Tory MP Adam Holloway questioned the Speaker’s impartiality because of the slogan, the Daily Mirror reported in January.
“We’ve all noticed in recent months a sticker in your car making derogatory comments about Brexit,” he said in the Commons. To boos from MPs, he continued: “No! This is a serious point about partiality. Have you driven that car with the sticker there?” he asked.
Bercow interrupted Holloway, saying he had made a “factual error” after the MP described the car as belonging to the Speaker. “That sticker, on the subject of Brexit, happens to be affixed to my wife’s car,” said Bercow.
“I’m sure the honourable gentleman wouldn’t suggest for one moment that a wife is somehow the property or chattel of her husband,” he continued.
Michael Gove the “good boy”
During a particularly heated Brexit exchange in the Commons in September, Bercow was forced to call upon Michael Gove to be a “good boy” after the Chancellor of the Duchy of Lancaster was seen to be getting worked up.
Calling “order” as loud jeers met Jeremy Corbyn’s insistence that no-deal Brexit be taken “off the table”, Bercow then turned to Gove.
“I say to the Chancellor of the Duchy of Lancaster,” said Bercow to Gove, “that, when he turns up at our children’s school as a parent, he is a very well behaved fellow.
“He would not dare to behave like that in front of [Headmaster] Colin Hall and neither would I. Do not gesticulate. Do not rant. Spare us the theatrics.
“Behave yourself. Be a good boy, young man.
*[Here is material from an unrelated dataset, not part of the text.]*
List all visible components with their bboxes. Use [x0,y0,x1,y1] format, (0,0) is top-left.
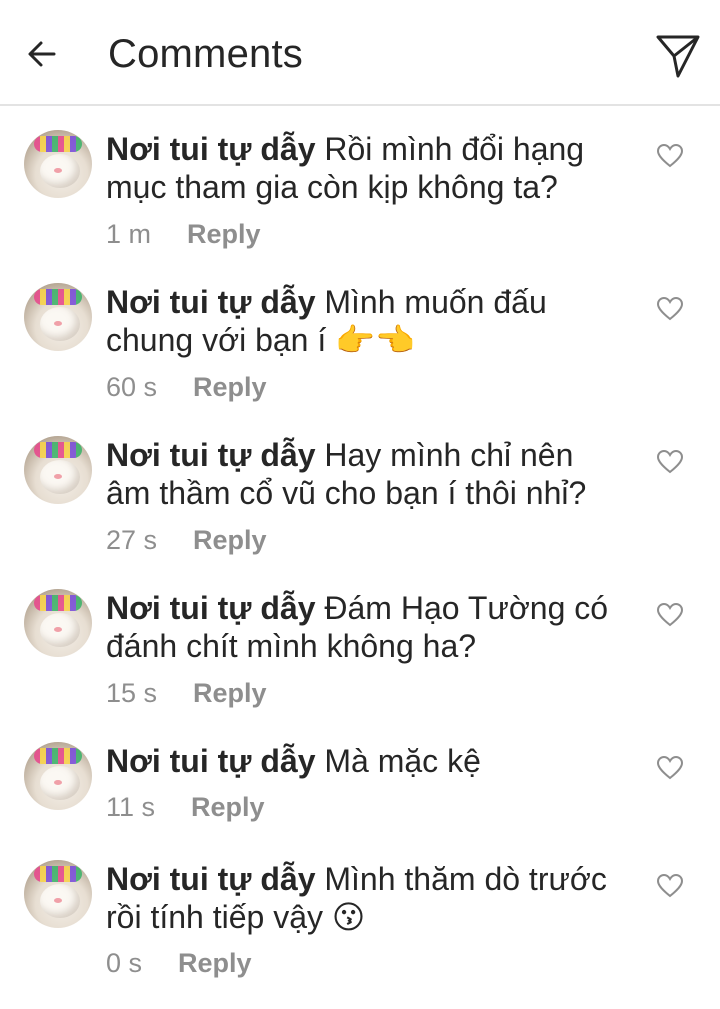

Be a good boy.”
David Leakey, a former Black Rod, and Bercow’s former private secretary, Angus Sinclair, accused Bercow of bullying.
In 2018, Leakey described an incident in which Bercow allegedly “banged the table, yelled and was highly insulting to me personally” after the “red mist descended” on him.
Bercow’s spokesperson insisted there was “no substance” to the allegations by either man, and the Speaker himself made a statement to the Commons, the BBC reports.